Seraphim paused when the droid brought in the coffee, and left just as quietly as she’d come.
“The staff didn’t know?” Eve asked Seraphim.
“She was very clever. No, canny’s a better word. Shelby was very canny. She got caught for minor things a time or two—and looking back, looking back not only as an adult but as a therapist, she very likely let herself get caught. Minor things were expected, and the punishments easy to get through. We outnumbered the staff probably ten to one easily back then. They were doing what they could to keep us safe, off the streets, out of sex trades, to help us. But to us, a lot of us? They were just marks.”
“What about a carpenter’s helper? Jon Clipperton.”
“I don’t remember his name, and may not have known it, but I remember the man Brodie brought with him a few times, in those last weeks we were in that building. Some men look at you,” she said to Eve, “and you know they’re seeing you naked. Sometimes that’s okay, you’re seeing them naked, too. And other times it’s insulting. Or it’s worse. I was young, but I’d been on the street awhile. I knew the way he looked at me and some of the other girls. And it wasn’t okay.”
“Did he do more than look?”
“I don’t know. I think he got some beer to Shelby, but she never said. We weren’t tight. I was, to her, an occasional customer. How did they die?”
“I can’t answer that yet. Did you ever go back inside that building after you’d changed locations?”
“No. I never wanted to go back there. I changed, before the move. Things changed for me, a transition. The talk therapy I paid lip service to so I’d get that bed, food, it began to get through, even though I resisted. Philadelphia worked with me one-on-one—whether I wanted her to or not and despite the blocks I put up, she began to get through the anger and self-hatred. She finally convinced me to speak to Gamma—my grandmother.”
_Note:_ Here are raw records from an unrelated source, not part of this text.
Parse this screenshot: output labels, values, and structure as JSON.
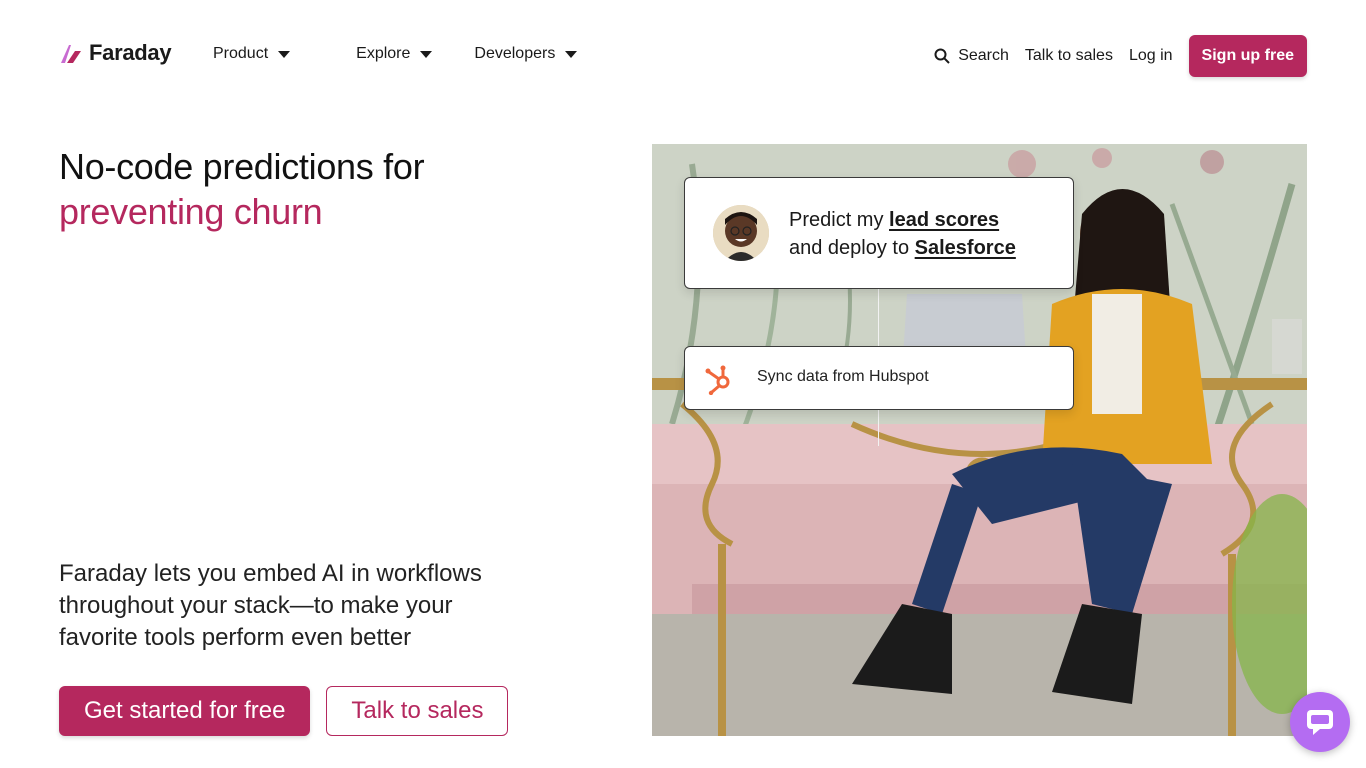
{
  "brand": {
    "name": "Faraday",
    "accent_color": "#b5285e",
    "chat_color": "#b46cf2"
  },
  "nav": {
    "menu": [
      {
        "label": "Product"
      },
      {
        "label": "Explore"
      },
      {
        "label": "Developers"
      }
    ],
    "search_label": "Search",
    "talk_to_sales": "Talk to sales",
    "login": "Log in",
    "signup": "Sign up free"
  },
  "hero": {
    "headline_line1": "No-code predictions for",
    "headline_line2": "preventing churn",
    "lede": "Faraday lets you embed AI in workflows throughout your stack—to make your favorite tools perform even better",
    "cta_primary": "Get started for free",
    "cta_secondary": "Talk to sales"
  },
  "card_top": {
    "prefix1": "Predict my ",
    "link1": "lead scores",
    "prefix2": "and deploy to ",
    "link2": "Salesforce"
  },
  "card_bottom": {
    "text": "Sync data from Hubspot",
    "icon": "hubspot-icon"
  },
  "chat": {
    "icon": "chat-bubble-icon"
  }
}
“And you donated a building, and funds to the Joneses.”
“I did,” Mrs. Bittmore confirmed. “I can’t say they saved Seraphim’s life, but they helped her come home, they helped her discover who she really was.”
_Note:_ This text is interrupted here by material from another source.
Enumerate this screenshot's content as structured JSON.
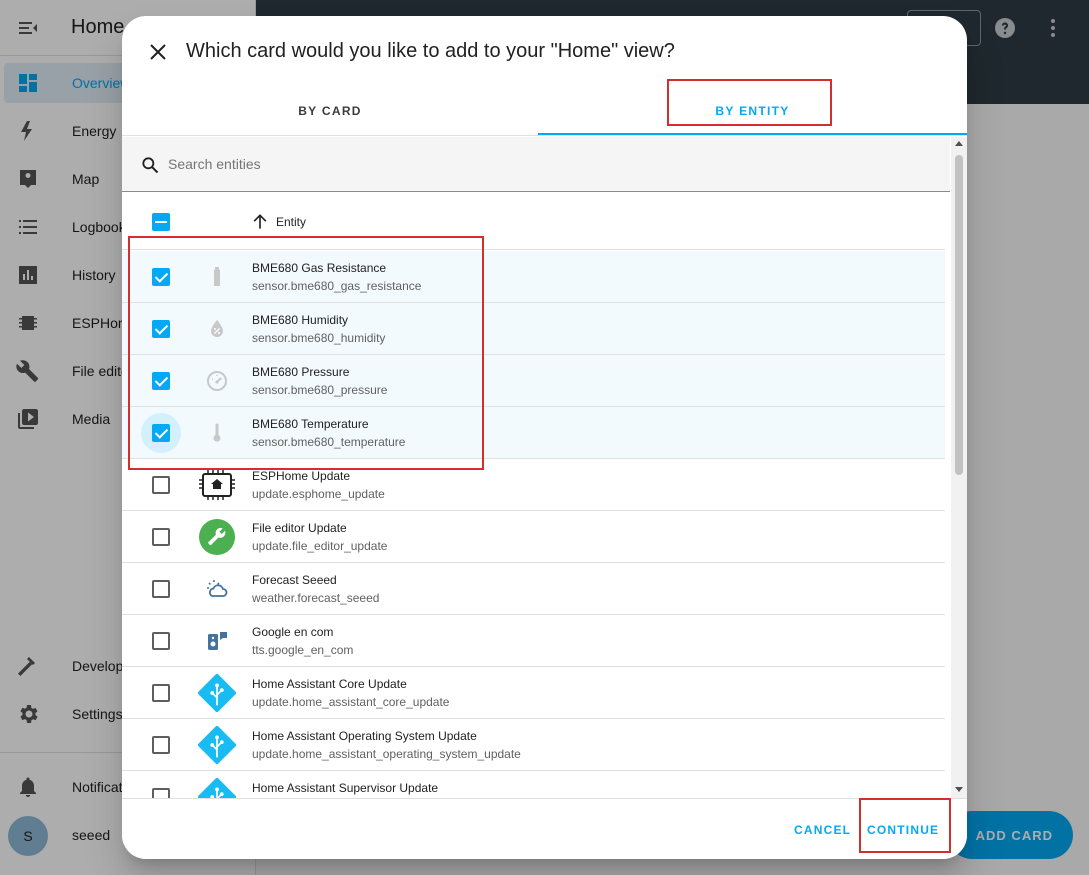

Tiffany patted Seraphim’s knee as she sipped her coffee. “They were doing their work in an inadequate space in a subpar building, and couldn’t afford the loan on that building much less proper maintenance, repair, the right staff. They’d given Seraphim a chance. I gave them one.”
“Ms. Brigham, you said Clipperton gave you a bad feeling. Was there anyone else who gave you that kind of feeling, or made you uneasy?”